O recuo foi protagonizado pelo economista e militante da UNITA Nataniel Fernandes, indicado para representar o partido, que acabou por declinar o convite sob o argumento de que a sua participação não estava autorizada pela direcção, além de alegadas falhas de protocolo por parte do canal organizador.
A justificação, no entanto, levanta mais dúvidas do que esclarecimentos, numa altura em que se esperava que o maior partido da oposição estivesse disponível para submeter as suas propostas económicas ao escrutínio público.
Contactado sobre o assunto, o porta-voz da UNITA, Francisco Falua, limitou-se a alegar falta de informação, evitando assim qualquer esclarecimento político sobre o sucedido, uma posição que reforça a percepção de falta de coordenação interna.
O debate, que teria lugar num ambiente académico, reuniria nomes como Heitor Carvalho, Arsénio Bumba e Carlos Rosado de Carvalho, e era visto como uma oportunidade para a UNITA demonstrar consistência técnica e capacidade de governação.

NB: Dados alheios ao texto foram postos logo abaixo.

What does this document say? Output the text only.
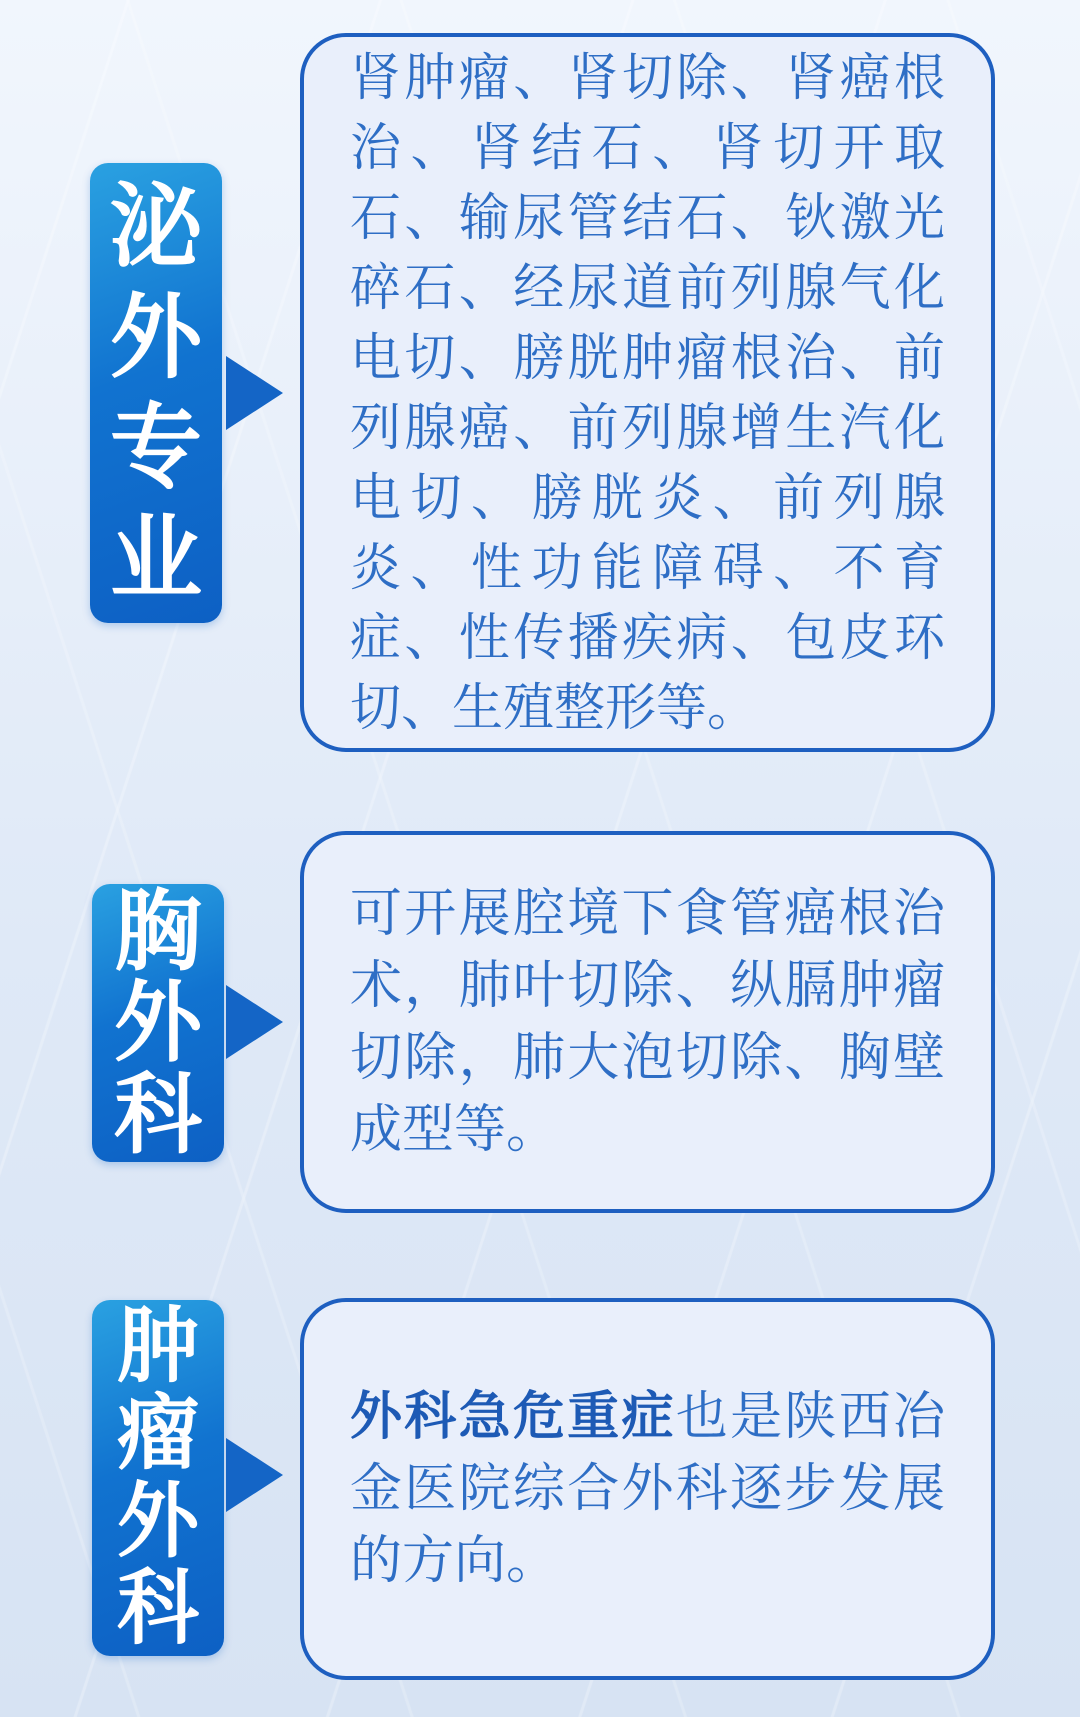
泌
外
专
业

肾肿瘤、肾切除、肾癌根治、肾结石、肾切开取石、输尿管结石、钬激光碎石、经尿道前列腺气化电切、膀胱肿瘤根治、前列腺癌、前列腺增生汽化电切、膀胱炎、前列腺炎、性功能障碍、不育症、性传播疾病、包皮环切、生殖整形等。

胸
外
科

可开展腔境下食管癌根治术，肺叶切除、纵膈肿瘤切除，肺大泡切除、胸壁成型等。

肿
瘤
外
科

外科急危重症也是陕西冶金医院综合外科逐步发展的方向。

Fontes ligadas à organização do evento não escondem o desconforto com a desistência, sublinhando que a ausência do partido compromete o contraditório e empobrece o espaço de discussão pública.
Mais do que um simples cancelamento, o episódio expõe fragilidades na articulação interna da UNITA e levanta interrogações sobre a sua prontidão para governar, sobretudo num momento em que o país exige soluções claras para os desafios económicos.
Numa fase pré-eleitoral, em que a disputa política se intensifica, episódios desta natureza tendem a pesar na avaliação do eleitorado, que procura sinais de firmeza, organização e clareza programática por parte das forças políticas.